BMA Scotland chairman Dr Lewis Morrison said the report “overall paints a stark picture of the parlous state of our NHS.
“It is clear our NHS is seriously struggling to become financially sustainable.
“The suggestion of a £1.8 billion funding gap for 2023-24 – something we have been warning of for some time – just serves to illustrate the growing gap between demand for care and resources available to our NHS.
“On top of this, there remains a lack of a clear plan on how to address this funding gap that is clearly developing, or set out the reforms needed to prevent it developing in the first place.”
He said an “increasing” number of NHS boards were now forecasting they would be unable to balance their books, with bosses “relying more on one-off, high-risk savings”.
Dr Morrison added: “This cannot go on – if we want to continue to provide comprehensive, free at the point of delivery care for the people of Scotland, something must be done urgently.”
Conservative health spokesman Miles Briggs said Scottish Government failings had been “brutally exposed” in “another utterly damning report by independent Audit Scotland”.
He said: “It just demonstrates how 12 years of SNP distraction and relentless focus on nothing but trying to rerun a divisive independence referendum is failing to improve our NHS and failing to support those who have dedicated their careers to our NHS and improving the health of the nation.
“From the ongoing hospital building scandals to the failure to deliver the integration of health and social care services, this report makes for desperate reading.”
Liberal Democrat health spokesman Alex Cole-Hamilton was also critical, saying: “The SNP have been in charge of safeguarding our NHS for more than a decade and have shown themselves to be incapable of dealing with the day-to-day, let alone the long-term reforms.”
National performance fell for six of the eight standards in 2018-19, the Audit Scotland report said.
The only two areas where national waiting times standards were met last year were the target of having cancer patients begin receiving care within 31 days of a decision to treat them and the target of having those seeking help for drug and alcohol problems being seen within three weeks.
While Audit Scotland said health “remains the single biggest area of Government spending”, the report highlighted the “increasing pressure from rising demand and costs” and the “difficulty meeting key waiting times standards”.
It said: “Without reform, the Scottish Government predicts that there could be a £1.8 billion shortfall in the projected funding for health and social care of £18.8 billion by 2023-24.
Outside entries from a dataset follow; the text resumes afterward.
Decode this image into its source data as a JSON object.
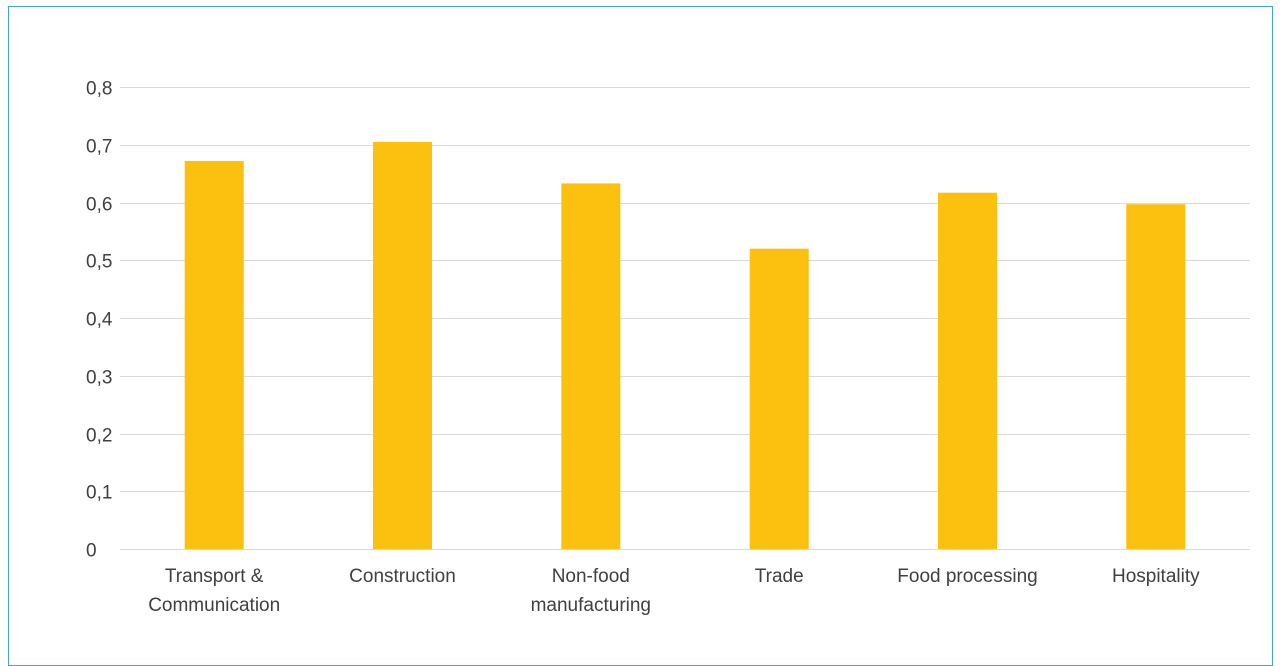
{
  "chart_data": {
    "type": "bar",
    "categories": [
      [
        "Transport &",
        "Communication"
      ],
      [
        "Construction"
      ],
      [
        "Non-food",
        "manufacturing"
      ],
      [
        "Trade"
      ],
      [
        "Food processing"
      ],
      [
        "Hospitality"
      ]
    ],
    "values": [
      0.672,
      0.705,
      0.633,
      0.52,
      0.617,
      0.597
    ],
    "ylim": [
      0,
      0.8
    ],
    "yticks": [
      "0",
      "0,1",
      "0,2",
      "0,3",
      "0,4",
      "0,5",
      "0,6",
      "0,7",
      "0,8"
    ],
    "ytick_values": [
      0,
      0.1,
      0.2,
      0.3,
      0.4,
      0.5,
      0.6,
      0.7,
      0.8
    ],
    "grid": true,
    "title": "",
    "xlabel": "",
    "ylabel": "",
    "colors": {
      "bar": "#fcc10f",
      "frame": "#4aa3c4",
      "grid": "#d9d9d9",
      "text": "#404040"
    }
  }
}
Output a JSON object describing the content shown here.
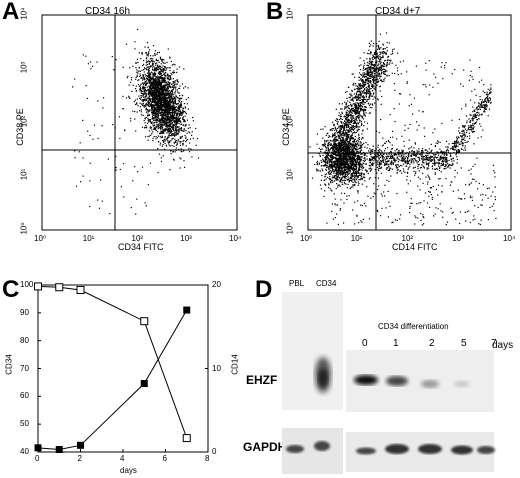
{
  "panelA": {
    "letter": "A",
    "title": "CD34  16h",
    "xlabel": "CD34 FITC",
    "ylabel": "CD38 PE",
    "ticks": [
      "10⁰",
      "10¹",
      "10²",
      "10³",
      "10⁴"
    ]
  },
  "panelB": {
    "letter": "B",
    "title": "CD34 d+7",
    "xlabel": "CD14 FITC",
    "ylabel": "CD34 PE",
    "ticks": [
      "10⁰",
      "10¹",
      "10²",
      "10³",
      "10⁴"
    ]
  },
  "panelC": {
    "letter": "C",
    "ylabel_left": "CD34",
    "ylabel_right": "CD14",
    "xlabel": "days",
    "left_ticks": [
      "100",
      "90",
      "80",
      "70",
      "60",
      "50",
      "40"
    ],
    "right_ticks": [
      "20",
      "10",
      "0"
    ],
    "x_ticks": [
      "0",
      "2",
      "4",
      "6",
      "8"
    ]
  },
  "panelD": {
    "letter": "D",
    "lane_pbl": "PBL",
    "lane_cd34": "CD34",
    "diff_title": "CD34 differentiation",
    "days_label": "days",
    "day_labels": [
      "0",
      "1",
      "2",
      "5",
      "7"
    ],
    "row1": "EHZF",
    "row2": "GAPDH"
  },
  "chart_data": [
    {
      "type": "scatter",
      "title": "CD34  16h",
      "xlabel": "CD34 FITC",
      "ylabel": "CD38 PE",
      "xscale": "log",
      "yscale": "log",
      "xlim": [
        1,
        10000
      ],
      "ylim": [
        1,
        10000
      ],
      "quadrant_gate": {
        "x": 30,
        "y": 30
      },
      "populations": [
        {
          "center": [
            300,
            250
          ],
          "spread": "dense cluster, roughly 100-800 on x, 30-1500 on y"
        }
      ]
    },
    {
      "type": "scatter",
      "title": "CD34 d+7",
      "xlabel": "CD14 FITC",
      "ylabel": "CD34 PE",
      "xscale": "log",
      "yscale": "log",
      "xlim": [
        1,
        10000
      ],
      "ylim": [
        1,
        10000
      ],
      "quadrant_gate": {
        "x": 25,
        "y": 30
      },
      "populations": [
        {
          "center": [
            5,
            20
          ],
          "spread": "dense cluster at low CD14 / low CD34"
        },
        {
          "center": [
            8,
            300
          ],
          "spread": "diagonal arm up to ~2000 on y"
        },
        {
          "center": [
            800,
            40
          ],
          "spread": "tail toward high CD14, rising to ~400 at 4000"
        }
      ]
    },
    {
      "type": "line",
      "xlabel": "days",
      "ylabel": "CD34",
      "y2label": "CD14",
      "xlim": [
        0,
        8
      ],
      "ylim": [
        40,
        100
      ],
      "y2lim": [
        0,
        20
      ],
      "series": [
        {
          "name": "CD34",
          "axis": "left",
          "marker": "open-square",
          "x": [
            0,
            1,
            2,
            5,
            7
          ],
          "y": [
            99.5,
            99.2,
            98.2,
            87,
            45
          ]
        },
        {
          "name": "CD14",
          "axis": "right",
          "marker": "filled-square",
          "x": [
            0,
            1,
            2,
            5,
            7
          ],
          "y": [
            0.5,
            0.3,
            0.8,
            8.2,
            17
          ]
        }
      ]
    }
  ]
}
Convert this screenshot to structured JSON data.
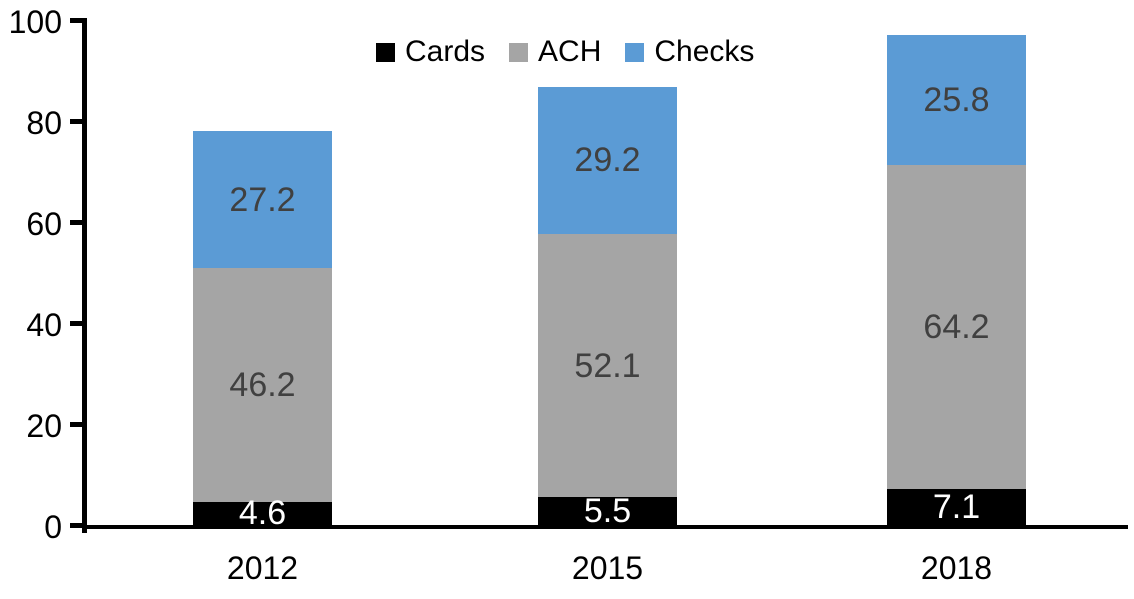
{
  "chart_data": {
    "type": "bar",
    "stacked": true,
    "title": "",
    "categories": [
      "2012",
      "2015",
      "2018"
    ],
    "series": [
      {
        "name": "Cards",
        "color": "#000000",
        "label_color": "#FFFFFF",
        "values": [
          4.6,
          5.5,
          7.1
        ]
      },
      {
        "name": "ACH",
        "color": "#A5A5A5",
        "label_color": "#404040",
        "values": [
          46.2,
          52.1,
          64.2
        ]
      },
      {
        "name": "Checks",
        "color": "#5B9BD5",
        "label_color": "#404040",
        "values": [
          27.2,
          29.2,
          25.8
        ]
      }
    ],
    "totals": [
      78.0,
      86.8,
      97.1
    ],
    "ylim": [
      0,
      100
    ],
    "yticks": [
      0,
      20,
      40,
      60,
      80,
      100
    ],
    "legend_position": "top",
    "grid": false,
    "axis_color": "#000000",
    "background_color": "#FFFFFF"
  }
}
“So far, the pace of change to address this, particularly through the integration of health and social care, has been too slow.”
Health Secretary Jeane Freeman said the report noted “positive steps” within the NHS while recognising challenges “such as increasing demand, building a sustainable workforce and the pace of change”.
She said: “To address this we have increased financial flexibility for NHS boards and our £850 million waiting time improvement plan will help address financial challenges and improve access to care – steps the Auditor General highlights positively in this report. Work to ensure people get access to health and social care services is also progressing but it needs to happen faster.”
She highlighted increased spending on the NHS in Scotland under the SNP, saying this was “part of our twin approach of investment and reform to meet increasing demand and to deliver balanced and sustainable services”.